Well, I’ve never met Elizabeth Peters.
For that matter, I’ve never even glimpsed Agatha Christie, Rex Stout or a myriad of other authors whose work I enjoy. Do I wish I had? Maybe. Would it have been fun, or disappointing? I don’t know. However, I’m okay with just reading their books.
Pardon the literary equivalent of whip-lash. If you’ve made it this far into my column, you’re undoubtedly wondering if I have a point. Well, of course I do. Here it is: It’s expected these days – meeting people, that is. In person, in social media, in newsletters and especially in large, impersonal quantities. It’s a part of selling books. Does it work? That’s hard to say. Anybody who knows anything about marketing also knows “presence” is required if your “target audience” is to know you exist so they can throw money in your direction.
Does that make you cringe? Yeah, me too. In fact, I don’t know too many authors who are chomping at the bit to go out and self-promote. The “large quantities” are an elusive, daunting goal. Especially for us introverts (read “writers”).
|Joyce Yarrow, Jeanne Matthews and me at a recent event.|
You should read their books ... and mine.
Why do we persist in doing this thing that so many of us hate and feel so inadequate in doing?

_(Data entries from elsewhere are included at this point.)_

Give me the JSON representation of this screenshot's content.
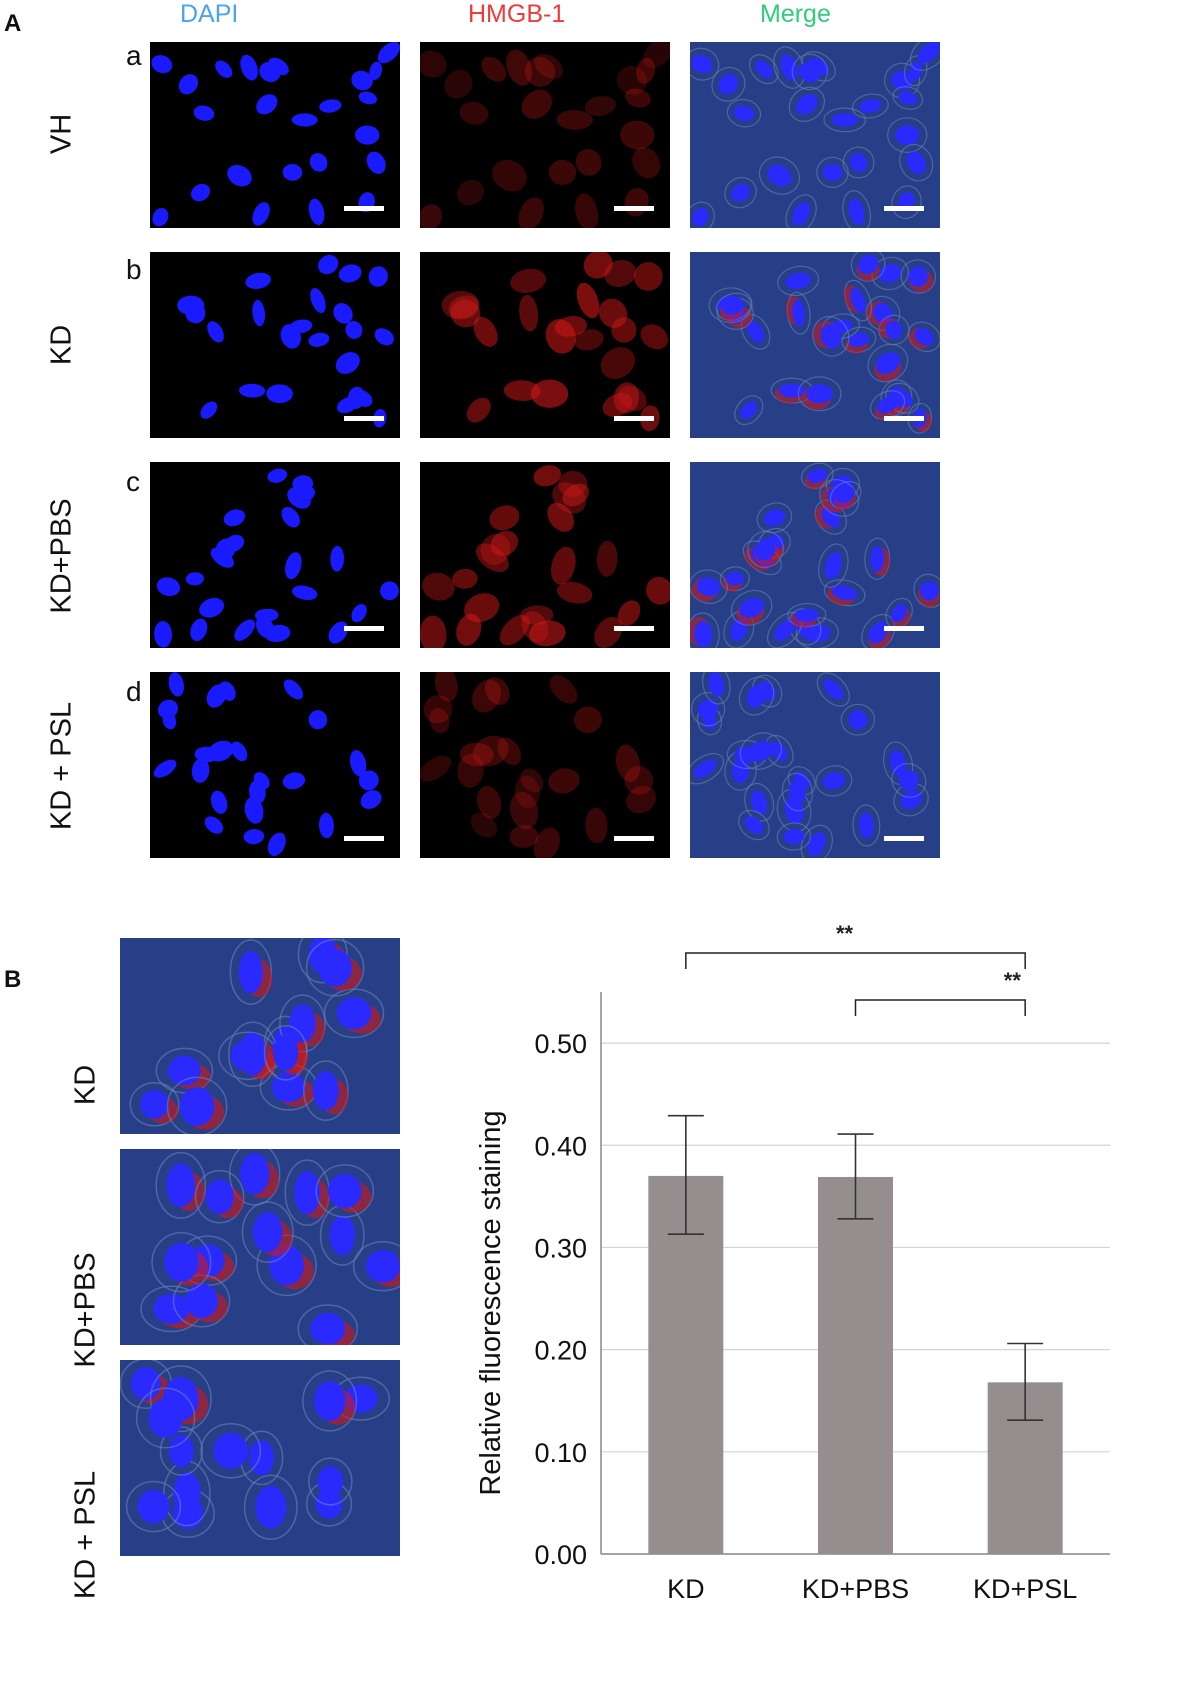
{
  "panel_a": {
    "letter": "A",
    "columns": [
      "DAPI",
      "HMGB-1",
      "Merge"
    ],
    "rows": [
      {
        "letter": "a",
        "label": "VH"
      },
      {
        "letter": "b",
        "label": "KD"
      },
      {
        "letter": "c",
        "label": "KD+PBS"
      },
      {
        "letter": "d",
        "label": "KD + PSL"
      }
    ]
  },
  "panel_b": {
    "letter": "B",
    "image_labels": [
      "KD",
      "KD+PBS",
      "KD + PSL"
    ]
  },
  "chart_data": {
    "type": "bar",
    "categories": [
      "KD",
      "KD+PBS",
      "KD+PSL"
    ],
    "values": [
      0.37,
      0.369,
      0.168
    ],
    "error_low": [
      0.313,
      0.328,
      0.131
    ],
    "error_high": [
      0.429,
      0.411,
      0.206
    ],
    "ylabel": "Relative fluorescence staining",
    "xlabel": "",
    "ylim": [
      0,
      0.55
    ],
    "yticks": [
      "0.00",
      "0.10",
      "0.20",
      "0.30",
      "0.40",
      "0.50"
    ],
    "grid": true,
    "bar_color": "#948f8e",
    "significance": [
      {
        "from": "KD",
        "to": "KD+PSL",
        "label": "**"
      },
      {
        "from": "KD+PBS",
        "to": "KD+PSL",
        "label": "**"
      }
    ]
  },
  "colors": {
    "dapi_label": "#4aa3ef",
    "hmgb_label": "#ee3a3a",
    "merge_label": "#2fcc7b",
    "nucleus": "#1a1aff",
    "hmgb_stain": "#d01818",
    "merge_background": "#273f86"
  }
}
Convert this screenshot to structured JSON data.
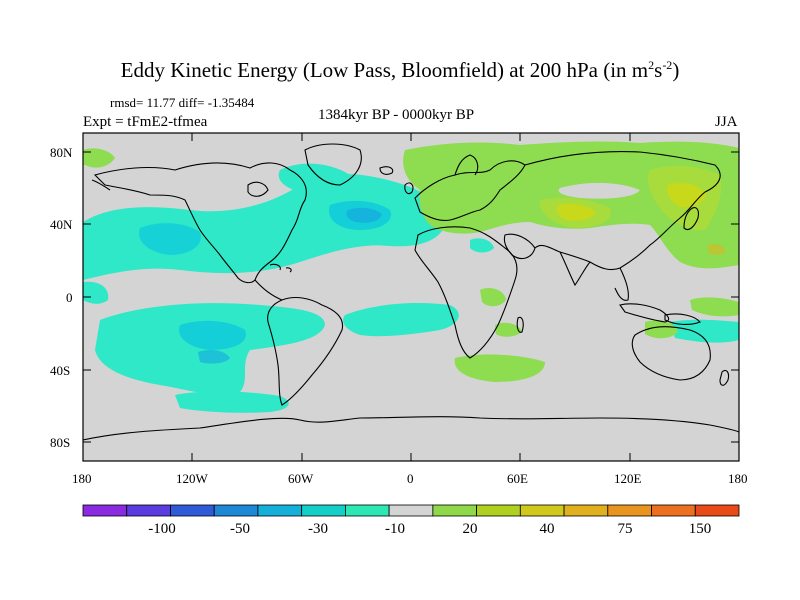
{
  "title": {
    "main": "Eddy Kinetic Energy (Low Pass, Bloomfield) at 200 hPa (in m",
    "sup1": "2",
    "mid": "s",
    "sup2": "-2",
    "end": ")"
  },
  "stats": "rmsd= 11.77 diff= -1.35484",
  "expt": "Expt = tFmE2-tfmea",
  "period": "1384kyr BP - 0000kyr BP",
  "season": "JJA",
  "axes": {
    "lat_labels": [
      "80N",
      "40N",
      "0",
      "40S",
      "80S"
    ],
    "lon_labels": [
      "180",
      "120W",
      "60W",
      "0",
      "60E",
      "120E",
      "180"
    ]
  },
  "colorbar": {
    "colors": [
      "#8a2be2",
      "#5a3ce0",
      "#2f5ad8",
      "#1e88d6",
      "#14b0da",
      "#14cfc8",
      "#2ee8b4",
      "#d4d4d4",
      "#8ed84a",
      "#b0d020",
      "#d0c81a",
      "#e0b01e",
      "#ea9420",
      "#ec7020",
      "#e84a18"
    ],
    "labels": [
      "-100",
      "-50",
      "-30",
      "-10",
      "20",
      "40",
      "75",
      "150"
    ]
  },
  "palette": {
    "cyan": "#2ee8c8",
    "cyan_mid": "#14cfd8",
    "cyan_dark": "#16a6e0",
    "green": "#8edc50",
    "green_light": "#a8dc3c",
    "yellow": "#c8d81a",
    "orange": "#e0b41e",
    "land_bg": "#d4d4d4"
  }
}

Why force ourselves to think of new, attention-getting activities, and a lot of old ones that publishers used to do to promote their authors? Because we’re trying to reach those people who will smack themselves in the head and declare to their friends and acquaintances, "I've just finished a book that you have to read!”
Word of mouth. It’s the best marketing tool there is, and tapping into it is a bitch.
Yup. That's THE reason I’ve read all of Elizabeth Peters’ books (including those under her other names), Agatha Christie, Rex Stout et al. It's because someone suggested them to me in the first place, and I took it from there.
That’s what we all try to do, write the best book we can and then pray to the god of mystery readers that people like it – especially that person who will tell their friends. Have you told a friend about a book you’ve read and enjoyed? Go ahead and do it. You’ll be doing the author a favor that costs you nothing, and chances are that initial book you bought cost less than the Thigh Master® sitting in the back of your closet you don’t want anyone to know you have.
So, those of you who long to publish (indie or otherwise), do you still want to do it?